Pasardana.id – Riset harian Kiwoom Sekuritas menyebutkan, pagi ini pasar obligasi diperkirakan akan dibuka menguat dengan potensi menguat terbatas.

Menurut analis Kiwoom Sekuritas, Maximilianus Nicodemus, prediksi tersebut memang seharusnya begitu, namun karena penutupan kemarin (31/10) tidak diiringi dengan volume yang cukup kuat, pasar obligasi masih akan mengalami penguatan yang tertahan sehingga berpotensi masih dalam berada fase konsolidasi.

Lebih lanjut diungkapkan, beberapa faktor bakal mempengaruhi para pelaku pasar dalam perdagangan hari ini, Kamis (01/11/2018), antara lain; pada akhirnya DPR mengesahkan RUU APBN 2019 menjadi perangkat UU. Dalam sidang Paripurna DPR telah disepekati bersama bahwa pertumbuhan ekonomi akan berada di 5.3%, inflasi 3.5%, nilai tukar pada Rp 15.000/US$. Defisit anggaran diperkirakan akan berada di 1.84% atau IDR 297.2 T. Pada akhirnya nilai tukar yang sebelumnya telah direvisi 3x, menjadi sah berada di 15.000. Hal ini akan menjadi tolok ukur nilai Rupiah yang baru untuk tahun depan.

Beralih dari sana, Bank Central of Japan pada akhirnya masih mempertahankan kebijakan moneter dan mengkonfirmasi akan melakukan pembaharuan perkiraan inflasi menjadi dibawah target Bank Sentral yaitu 2% setidaknya hingga awal 2021.

Perjanjian Komprehensif dan Progresif untuk Kemitraan Trans-Pasifik (CP-TPP) akan mulai berlaku pada akhir Desember 2018 seiring dengan diraihnya ratifikasi kesepakatan dari enam negara. Negara tersebut adalah; Australia, Kanada, Jepang, Meksiko, Selandia Baru, dan Singapura. Hal itu pun menjadi harapan bagi perdagangan multilateralisme di tengah-tengah perang dagang antara Amerika Serikat dan China yang terus berlanjut bahkan semakin intensif.

Tidak hanya Powell, mantan Gubernur The Fed, Janet Yellen pun menyatakan dukungannya terhadap kenaikkan suku bunga The Fed untuk menjaga laju pertumbuhan ekonomi.
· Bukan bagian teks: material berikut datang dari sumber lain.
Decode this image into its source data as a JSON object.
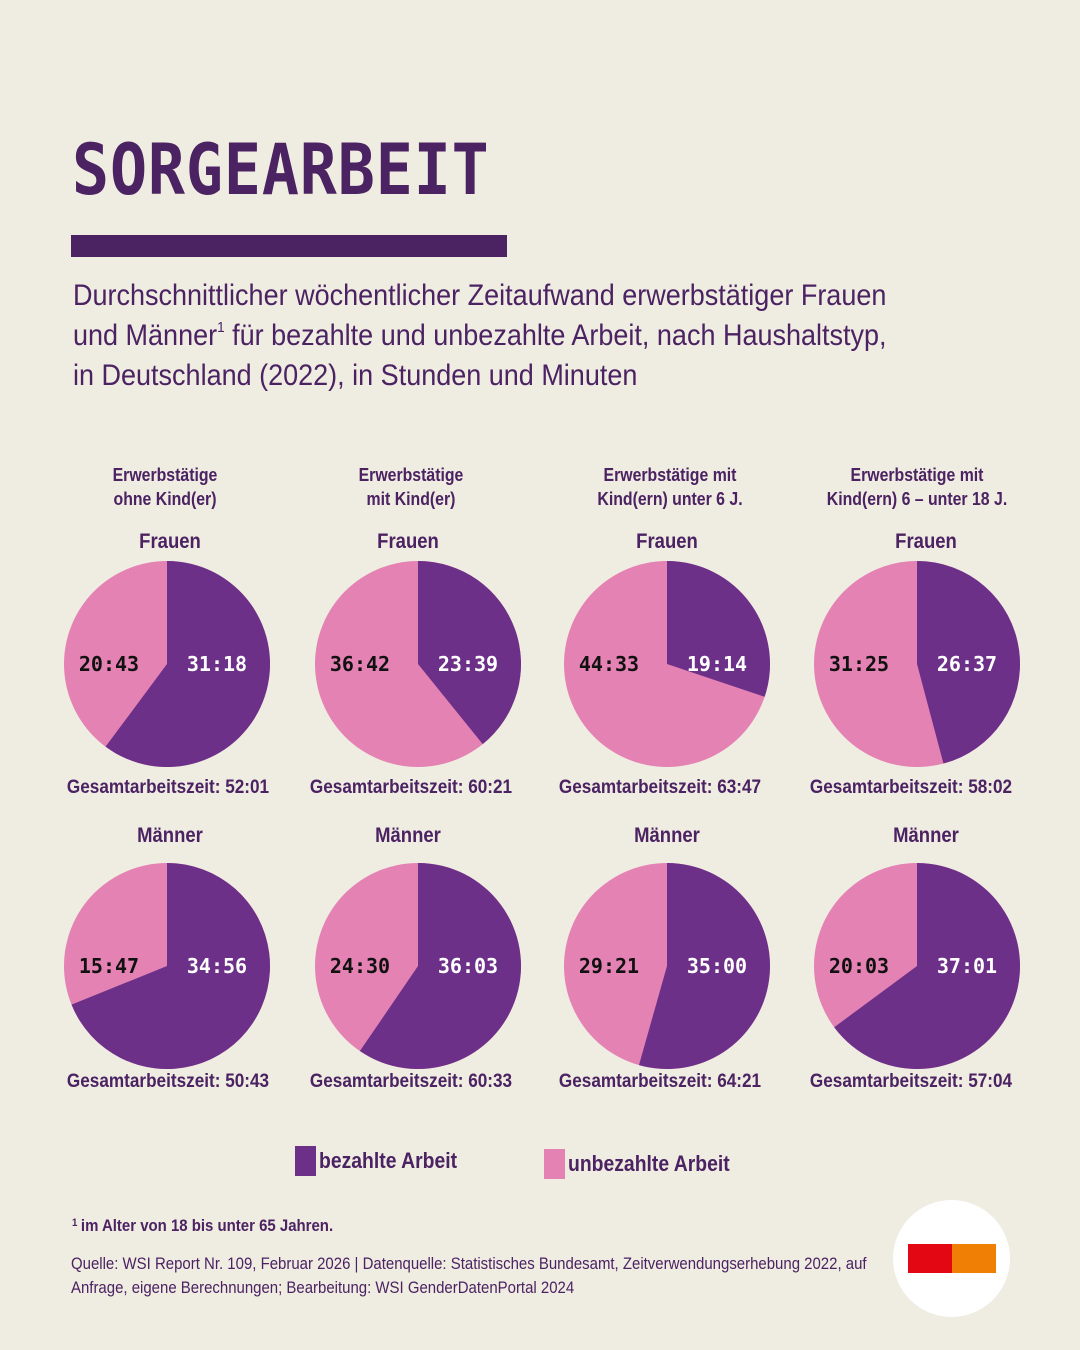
{
  "header": {
    "title": "SORGEARBEIT",
    "subtitle_line1": "Durchschnittlicher wöchentlicher Zeitaufwand erwerbstätiger Frauen",
    "subtitle_line2_a": "und Männer",
    "subtitle_line2_sup": "1",
    "subtitle_line2_b": " für bezahlte und unbezahlte Arbeit, nach Haushaltstyp,",
    "subtitle_line3": "in Deutschland (2022), in Stunden und Minuten"
  },
  "colors": {
    "background": "#efece1",
    "text": "#4b2262",
    "paid": "#6c3088",
    "unpaid": "#e482b3",
    "logo_red": "#e30613",
    "logo_orange": "#f08005"
  },
  "columns": [
    {
      "line1": "Erwerbstätige",
      "line2": "ohne Kind(er)"
    },
    {
      "line1": "Erwerbstätige",
      "line2": "mit Kind(er)"
    },
    {
      "line1": "Erwerbstätige mit",
      "line2": "Kind(ern) unter 6 J."
    },
    {
      "line1": "Erwerbstätige mit",
      "line2": "Kind(ern) 6 – unter 18 J."
    }
  ],
  "rows": [
    {
      "label": "Frauen"
    },
    {
      "label": "Männer"
    }
  ],
  "total_prefix": "Gesamtarbeitszeit: ",
  "legend": {
    "paid": "bezahlte Arbeit",
    "unpaid": "unbezahlte Arbeit"
  },
  "footnote": {
    "marker": "1",
    "text": "im Alter von 18 bis unter 65 Jahren."
  },
  "source": "Quelle: WSI Report Nr. 109, Februar 2026 | Datenquelle: Statistisches Bundesamt, Zeitverwendungserhebung 2022, auf Anfrage, eigene Berechnungen; Bearbeitung: WSI GenderDatenPortal 2024",
  "chart_data": {
    "type": "pie",
    "title": "Durchschnittlicher wöchentlicher Zeitaufwand erwerbstätiger Frauen und Männer für bezahlte und unbezahlte Arbeit, nach Haushaltstyp, in Deutschland (2022), in Stunden und Minuten",
    "legend_position": "bottom",
    "series_names": [
      "bezahlte Arbeit",
      "unbezahlte Arbeit"
    ],
    "units": "hh:mm per week",
    "pies": [
      {
        "group": "Frauen",
        "household": "Erwerbstätige ohne Kind(er)",
        "paid": "31:18",
        "unpaid": "20:43",
        "total": "52:01"
      },
      {
        "group": "Frauen",
        "household": "Erwerbstätige mit Kind(er)",
        "paid": "23:39",
        "unpaid": "36:42",
        "total": "60:21"
      },
      {
        "group": "Frauen",
        "household": "Erwerbstätige mit Kind(ern) unter 6 J.",
        "paid": "19:14",
        "unpaid": "44:33",
        "total": "63:47"
      },
      {
        "group": "Frauen",
        "household": "Erwerbstätige mit Kind(ern) 6 – unter 18 J.",
        "paid": "26:37",
        "unpaid": "31:25",
        "total": "58:02"
      },
      {
        "group": "Männer",
        "household": "Erwerbstätige ohne Kind(er)",
        "paid": "34:56",
        "unpaid": "15:47",
        "total": "50:43"
      },
      {
        "group": "Männer",
        "household": "Erwerbstätige mit Kind(er)",
        "paid": "36:03",
        "unpaid": "24:30",
        "total": "60:33"
      },
      {
        "group": "Männer",
        "household": "Erwerbstätige mit Kind(ern) unter 6 J.",
        "paid": "35:00",
        "unpaid": "29:21",
        "total": "64:21"
      },
      {
        "group": "Männer",
        "household": "Erwerbstätige mit Kind(ern) 6 – unter 18 J.",
        "paid": "37:01",
        "unpaid": "20:03",
        "total": "57:04"
      }
    ]
  }
}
Hal ini akan memberikan keyakinan lebih kepada Powell, untuk tetap berada di jalur independensinya, meskipun akhir-akhir ini Trump selalu menekan lembaga tersebut.
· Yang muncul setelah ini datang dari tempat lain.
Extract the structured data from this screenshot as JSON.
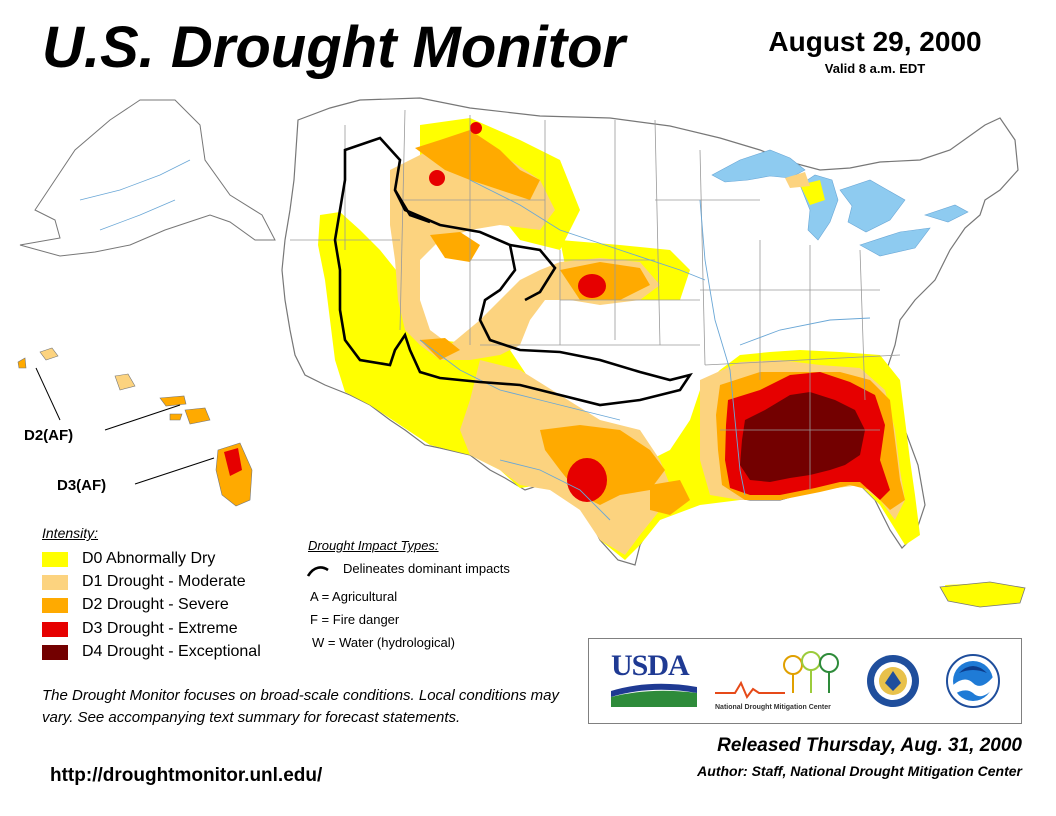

“Kami merekomendasikan hold hingga beli dengan volume kecil, menanti data inflasi akan menjadi sesuatu hal yang menarik,” sebut Nico dalam laporan riset yang dirilis Kamis (01/11/2018).

Sebelumnya, pasar obligasi kemarin (31/10) terlihat mengalami kenaikkan, dimana kenaikkan yang paling tinggi berada pada obligasi bertenor 5 tahun dan 10 tahun, namun untuk yang bertenor 15 tahun dan 20 tahun, juga mengalami kenaikkan namun tidak banyak.

“Sebagai catatan kenaikkan harga obligasi ini tidak diiringi dengan volume yang cukup kuat, sehingga penguatan ini juga dapat dikatakan rapuh. Para pelaku pasar dan investor juga seperti menahan transaksi mereka seiring dengan hadirnya data inflasi yang akan keluar pekan ini,” ungkap Nico.